Postmortems

Learn from incidents with structured, blameless postmortems that drive meaningful improvements.

What Is a Postmortem?#

A postmortem is a structured review conducted after an incident is resolved. Its purpose is to understand what happened, why it happened, and what changes will prevent it from happening again. Postmortems are the bridge between responding to incidents and actually improving your systems.

JustAnalytics automates much of the postmortem process -- pre-populating timelines, linking relevant data, and tracking action items to completion.

Blameless Culture#

Postmortems in JustAnalytics are designed to be blameless. The goal is to improve systems and processes, not to find someone to punish.

Principles#

Assume good intent -- people made the best decisions they could with the information available
Focus on systems -- if a human error caused an outage, ask why the system allowed that error to have such impact
No counterfactuals -- avoid "if only X had done Y." Focus on what actually happened and what systemic changes prevent recurrence
Celebrate detection -- the person who found the bug is a hero, not a suspect
Share openly -- postmortems should be visible to the whole engineering org

What Blameless Looks Like in Practice#

Instead of:

"Developer X pushed a bad config change without testing it."

Write:

"A configuration change was deployed that had not been validated by the staging environment. Our deploy pipeline does not currently enforce staging validation for config changes."
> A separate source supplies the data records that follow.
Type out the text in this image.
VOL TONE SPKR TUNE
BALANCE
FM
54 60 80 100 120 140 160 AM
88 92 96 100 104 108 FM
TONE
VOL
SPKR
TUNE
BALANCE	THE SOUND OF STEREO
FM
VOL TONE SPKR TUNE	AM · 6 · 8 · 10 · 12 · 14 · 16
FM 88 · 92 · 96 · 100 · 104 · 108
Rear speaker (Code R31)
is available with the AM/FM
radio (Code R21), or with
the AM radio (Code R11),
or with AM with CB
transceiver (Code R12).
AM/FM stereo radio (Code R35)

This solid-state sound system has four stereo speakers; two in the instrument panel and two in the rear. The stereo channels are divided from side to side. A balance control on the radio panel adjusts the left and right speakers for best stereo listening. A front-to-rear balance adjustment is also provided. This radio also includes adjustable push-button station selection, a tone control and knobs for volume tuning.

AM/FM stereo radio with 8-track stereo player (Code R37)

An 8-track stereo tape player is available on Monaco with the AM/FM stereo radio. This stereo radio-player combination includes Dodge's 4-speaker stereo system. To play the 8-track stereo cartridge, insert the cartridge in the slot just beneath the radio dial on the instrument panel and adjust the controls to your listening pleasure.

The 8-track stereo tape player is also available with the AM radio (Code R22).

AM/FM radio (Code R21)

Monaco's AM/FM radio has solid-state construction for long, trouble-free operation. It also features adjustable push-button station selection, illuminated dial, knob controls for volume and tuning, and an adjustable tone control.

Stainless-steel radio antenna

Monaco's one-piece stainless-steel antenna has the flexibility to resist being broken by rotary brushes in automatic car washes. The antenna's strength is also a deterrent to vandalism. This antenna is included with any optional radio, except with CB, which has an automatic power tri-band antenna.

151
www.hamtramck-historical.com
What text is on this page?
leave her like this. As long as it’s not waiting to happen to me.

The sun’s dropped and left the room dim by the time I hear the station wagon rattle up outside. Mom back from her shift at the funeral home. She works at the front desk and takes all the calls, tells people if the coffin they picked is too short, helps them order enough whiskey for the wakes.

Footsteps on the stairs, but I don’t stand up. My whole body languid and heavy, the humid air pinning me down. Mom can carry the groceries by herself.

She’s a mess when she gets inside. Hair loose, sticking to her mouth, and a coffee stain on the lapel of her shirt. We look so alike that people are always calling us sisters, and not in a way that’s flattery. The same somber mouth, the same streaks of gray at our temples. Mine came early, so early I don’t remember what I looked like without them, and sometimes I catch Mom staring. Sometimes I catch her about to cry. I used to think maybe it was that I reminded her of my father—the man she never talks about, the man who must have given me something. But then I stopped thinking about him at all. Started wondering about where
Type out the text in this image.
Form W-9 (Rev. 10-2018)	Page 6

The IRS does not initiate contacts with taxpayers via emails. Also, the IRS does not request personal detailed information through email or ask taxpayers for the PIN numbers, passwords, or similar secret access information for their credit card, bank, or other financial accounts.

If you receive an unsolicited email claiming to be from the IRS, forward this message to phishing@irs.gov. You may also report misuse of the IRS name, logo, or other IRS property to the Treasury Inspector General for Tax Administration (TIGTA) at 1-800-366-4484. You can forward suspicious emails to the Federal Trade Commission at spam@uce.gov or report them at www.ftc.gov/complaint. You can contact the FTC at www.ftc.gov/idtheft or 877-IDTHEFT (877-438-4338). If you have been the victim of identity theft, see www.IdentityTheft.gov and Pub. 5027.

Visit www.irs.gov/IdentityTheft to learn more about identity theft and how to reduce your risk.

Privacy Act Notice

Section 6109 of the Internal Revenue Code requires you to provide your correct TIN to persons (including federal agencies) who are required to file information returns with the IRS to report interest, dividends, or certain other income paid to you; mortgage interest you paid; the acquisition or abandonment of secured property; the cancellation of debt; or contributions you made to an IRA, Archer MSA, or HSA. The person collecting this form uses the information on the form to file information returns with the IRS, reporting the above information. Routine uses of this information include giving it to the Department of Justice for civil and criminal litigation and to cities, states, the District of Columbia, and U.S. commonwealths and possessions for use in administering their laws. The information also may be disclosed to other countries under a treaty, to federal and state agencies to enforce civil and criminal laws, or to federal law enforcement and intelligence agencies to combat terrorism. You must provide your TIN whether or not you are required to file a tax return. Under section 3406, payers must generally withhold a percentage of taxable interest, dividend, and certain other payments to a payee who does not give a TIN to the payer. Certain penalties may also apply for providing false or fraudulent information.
The second framing naturally leads to a systemic fix (enforce staging validation) rather than a punitive action.

Postmortem Workflow#

Step 1: Auto-Generation#

When an incident is resolved, JustAnalytics automatically creates a postmortem draft if auto-generation is enabled for the project.

The draft includes:

Incident metadata -- title, severity, duration, affected services
Timeline -- all entries from the incident timeline, formatted chronologically
Linked alerts -- which alerts fired and when
Linked error groups -- error details and stack traces
Linked releases -- deploys that occurred around the incident window
Metric snapshots -- error rate and latency charts for affected services during the incident

Navigate to the postmortem from the resolved incident page, or find it under Dashboard > Incidents > Postmortems.

Step 2: Fill in the Template#

The auto-generated draft provides the structure. Your team fills in the analysis:

Summary -- high-level description of the incident and its impact
Root cause -- the underlying issue that caused the incident
Contributing factors -- additional conditions that enabled or worsened the incident
Action items -- concrete tasks to prevent recurrence

Step 3: Review#

Schedule a postmortem review meeting within 3-5 business days of the incident. During the review:

Walk through the timeline together
Discuss the root cause analysis
Agree on action items and assign owners
Identify systemic improvements

Step 4: Publish#

After review, publish the postmortem to make it visible to the team. Published postmortems are searchable and linked from the incident record.

Step 5: Track Action Items#

Action items from the postmortem are tracked to completion. Each item has:

Description -- what needs to be done
Owner -- who is responsible
Due date -- when it should be completed
Status -- open, in progress, completed
Link -- optional link to a Jira/GitHub/Linear issue

JustAnalytics shows a dashboard-wide view of all open postmortem action items so nothing falls through the cracks.

Template Structure#

Every postmortem follows a consistent template:

Header#

Title:            [Incident Title]
Incident ID:      INC-2026-0042
Severity:         SEV1
Duration:         2h 14m (14:32 - 16:46 UTC)
Affected Services: payment-service, checkout-api
Commander:        Jane Smith
Date:             2026-03-15
Status:           Draft | In Review | Published

Summary#

A 2-3 paragraph description of the incident written for a broad audience. Answer:

What happened?
Who was affected and how?
What was the business impact?

## Summary

On March 15, 2026, the payment processing system experienced a 2-hour partial
outage affecting approximately 30% of checkout attempts. Users encountered
"Payment Failed" errors when attempting to complete purchases.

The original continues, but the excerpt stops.